If your child's s sounds this way and he's only 6, don't worry. This happens with many children, and most will outgrow it by age 7 with no intervention at all. If your child is 7, though, you should get some professional help, since a lisp is a hard habit to break as a child gets older. Talk with his school's speech therapist about the situation, though most schools won't treat a lisp, which is considered a cosmetic concern rather than an educational concern. His pediatrician, dentist, or orthodontist can also refer you to a private speech-language pathologist who specializes in lisping for an evaluation. In the meantime, pointing out that he's lisping won't help your child stop and may harm his self-esteem.
And though you won't always be able to protect him from teasing, there are a few things you can do to help your child combat his lisp:
- Treat any allergy, cold, or sinus problems so your child can breathe with his lips together and through his nose. An open-mouth breathing posture causes the tongue to lie flat and protrude. Work on nose blowing, too, as a stuffy nose is often the culprit.

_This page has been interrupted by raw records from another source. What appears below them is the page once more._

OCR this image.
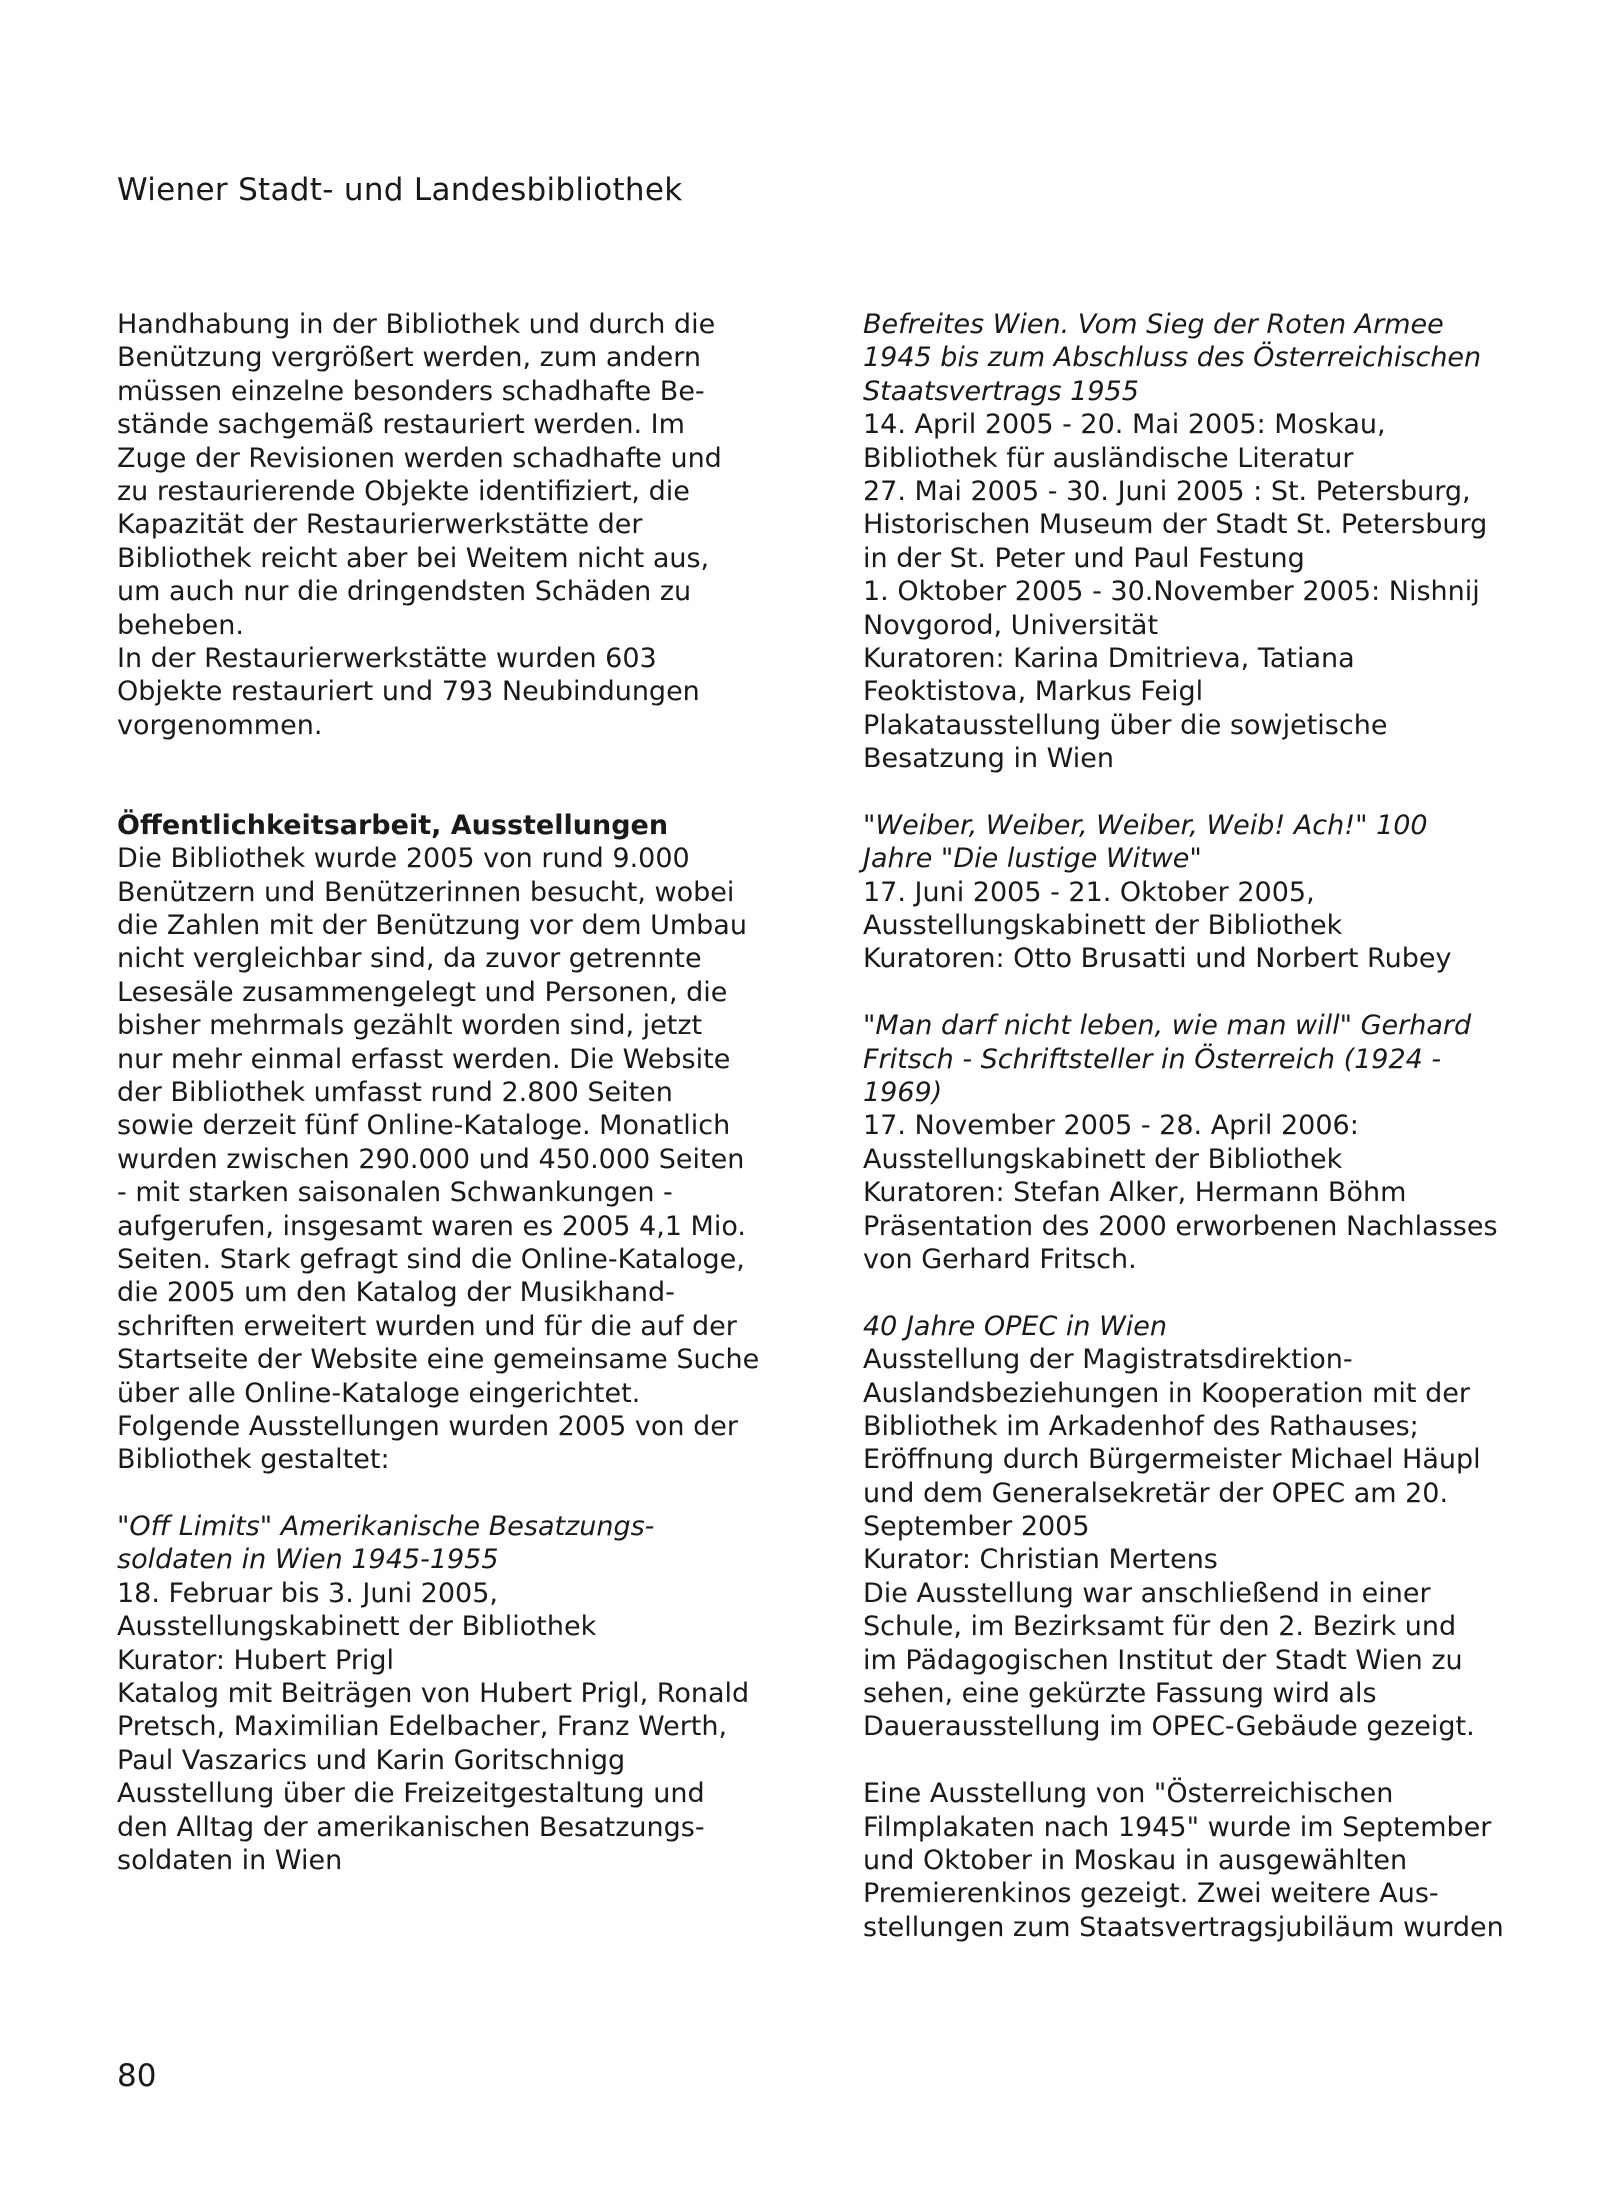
Wiener Stadt- und Landesbibliothek
Handhabung in der Bibliothek und durch die
Benützung vergrößert werden, zum andern
müssen einzelne besonders schadhafte Be-
stände sachgemäß restauriert werden. Im
Zuge der Revisionen werden schadhafte und
zu restaurierende Objekte identifiziert, die
Kapazität der Restaurierwerkstätte der
Bibliothek reicht aber bei Weitem nicht aus,
um auch nur die dringendsten Schäden zu
beheben.
In der Restaurierwerkstätte wurden 603
Objekte restauriert und 793 Neubindungen
vorgenommen.
Öffentlichkeitsarbeit, Ausstellungen
Die Bibliothek wurde 2005 von rund 9.000
Benützern und Benützerinnen besucht, wobei
die Zahlen mit der Benützung vor dem Umbau
nicht vergleichbar sind, da zuvor getrennte
Lesesäle zusammengelegt und Personen, die
bisher mehrmals gezählt worden sind, jetzt
nur mehr einmal erfasst werden. Die Website
der Bibliothek umfasst rund 2.800 Seiten
sowie derzeit fünf Online-Kataloge. Monatlich
wurden zwischen 290.000 und 450.000 Seiten
- mit starken saisonalen Schwankungen -
aufgerufen, insgesamt waren es 2005 4,1 Mio.
Seiten. Stark gefragt sind die Online-Kataloge,
die 2005 um den Katalog der Musikhand-
schriften erweitert wurden und für die auf der
Startseite der Website eine gemeinsame Suche
über alle Online-Kataloge eingerichtet.
Folgende Ausstellungen wurden 2005 von der
Bibliothek gestaltet:
"Off Limits" Amerikanische Besatzungs-
soldaten in Wien 1945-1955
18. Februar bis 3. Juni 2005,
Ausstellungskabinett der Bibliothek
Kurator: Hubert Prigl
Katalog mit Beiträgen von Hubert Prigl, Ronald
Pretsch, Maximilian Edelbacher, Franz Werth,
Paul Vaszarics und Karin Goritschnigg
Ausstellung über die Freizeitgestaltung und
den Alltag der amerikanischen Besatzungs-
soldaten in Wien
Befreites Wien. Vom Sieg der Roten Armee
1945 bis zum Abschluss des Österreichischen
Staatsvertrags 1955
14. April 2005 - 20. Mai 2005: Moskau,
Bibliothek für ausländische Literatur
27. Mai 2005 - 30. Juni 2005 : St. Petersburg,
Historischen Museum der Stadt St. Petersburg
in der St. Peter und Paul Festung
1. Oktober 2005 - 30.November 2005: Nishnij
Novgorod, Universität
Kuratoren: Karina Dmitrieva, Tatiana
Feoktistova, Markus Feigl
Plakatausstellung über die sowjetische
Besatzung in Wien
"Weiber, Weiber, Weiber, Weib! Ach!" 100
Jahre "Die lustige Witwe"
17. Juni 2005 - 21. Oktober 2005,
Ausstellungskabinett der Bibliothek
Kuratoren: Otto Brusatti und Norbert Rubey
"Man darf nicht leben, wie man will" Gerhard
Fritsch - Schriftsteller in Österreich (1924 -
1969)
17. November 2005 - 28. April 2006:
Ausstellungskabinett der Bibliothek
Kuratoren: Stefan Alker, Hermann Böhm
Präsentation des 2000 erworbenen Nachlasses
von Gerhard Fritsch.
40 Jahre OPEC in Wien
Ausstellung der Magistratsdirektion-
Auslandsbeziehungen in Kooperation mit der
Bibliothek im Arkadenhof des Rathauses;
Eröffnung durch Bürgermeister Michael Häupl
und dem Generalsekretär der OPEC am 20.
September 2005
Kurator: Christian Mertens
Die Ausstellung war anschließend in einer
Schule, im Bezirksamt für den 2. Bezirk und
im Pädagogischen Institut der Stadt Wien zu
sehen, eine gekürzte Fassung wird als
Dauerausstellung im OPEC-Gebäude gezeigt.
Eine Ausstellung von "Österreichischen
Filmplakaten nach 1945" wurde im September
und Oktober in Moskau in ausgewählten
Premierenkinos gezeigt. Zwei weitere Aus-
stellungen zum Staatsvertragsjubiläum wurden
80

- Keep your child's fingers out of his mouth as much as possible, since thumb-sucking can contribute to a lisp. It's not an easy task to help your child quit sucking his thumb, though. Target the times he's most likely to suck his thumb, such as when he's watching TV or riding in the car, and substitute another comforting activity, such as playing with a favorite toy or puzzle.
- Pop a straw in his drinks; since you're using your lips instead of putting pressure on your teeth, this kind of sucking motion promotes good oral-motor strength, which is so important in language development.
- Encourage play activities that improve oral-motor strength. Have your child blow into a party horn with a small round mouthpiece. This is a good exercise because the effort needed to make a solid sound also strengthens the lips and cheek muscles, and tends to push the tongue back in. Blowing bubbles is another option.
- Have your child look in a mirror and practice putting his teeth together while he makes an s sound. This exercise can help him remember to keep his tongue behind his teeth.